From 66fc475bd9e1fca7250affe986862e94ae10a8fd Mon Sep 17 00:00:00 2001
From: Kees Cook <keescook@chromium.org>
Date: Fri, 28 May 2021 11:13:36 -0700
Subject: scsi: esas2r: Switch to flexible array member

In preparation for FORTIFY_SOURCE performing compile-time and run-time
field bounds checking for memcpy(), avoid intentionally writing across
neighboring array fields.

Remove old-style 1-byte array in favor of a flexible array[1] to avoid
future false-positive cross-field memcpy() warning in:

esas2r_vda.c:
	memcpy(vi->cmd.gsv.version_info, esas2r_vdaioctl_versions, ...)

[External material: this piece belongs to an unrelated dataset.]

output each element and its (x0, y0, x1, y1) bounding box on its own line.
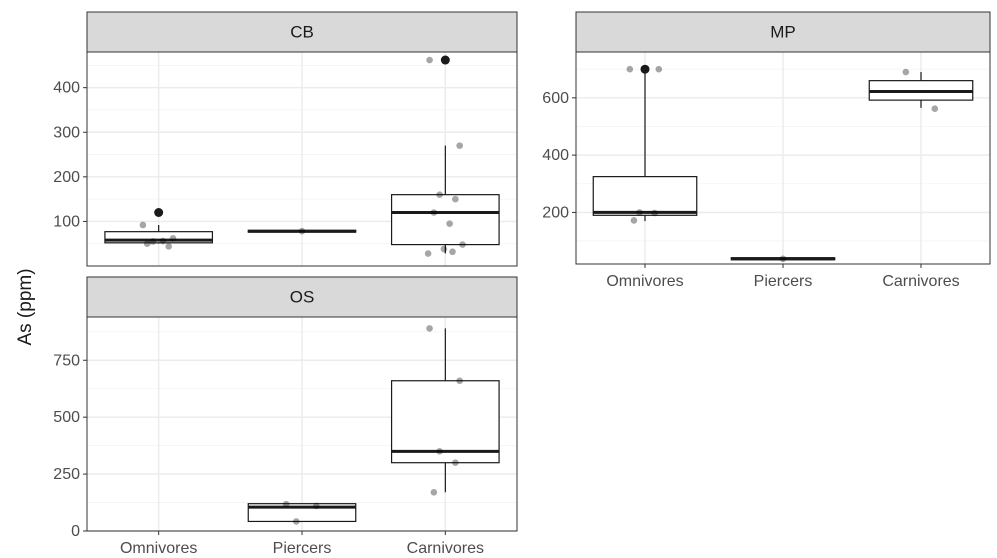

The change in struct size doesn't change other structure sizes (it is
already maxed out to 256 bytes, for example here:

        union {
                struct atto_ioctl_vda_scsi_cmd scsi;
                struct atto_ioctl_vda_flash_cmd flash;
                struct atto_ioctl_vda_diag_cmd diag;
                struct atto_ioctl_vda_cli_cmd cli;
                struct atto_ioctl_vda_smp_cmd smp;
                struct atto_ioctl_vda_cfg_cmd cfg;
                struct atto_ioctl_vda_mgt_cmd mgt;
                struct atto_ioctl_vda_gsv_cmd gsv;
                u8 cmd_info[256];
        } cmd;

No sizes are calculated using the enclosing structure, so no other
updates are needed.

Link: https://lore.kernel.org/r/20210528181337.792268-3-keescook@chromium.org
Reviewed-by: Gustavo A. R. Silva <gustavoars@kernel.org>
Signed-off-by: Kees Cook <keescook@chromium.org>
Signed-off-by: Martin K. Petersen <martin.petersen@oracle.com>
---
 drivers/scsi/esas2r/atioctl.h | 2 +-
 1 file changed, 1 insertion(+), 1 deletion(-)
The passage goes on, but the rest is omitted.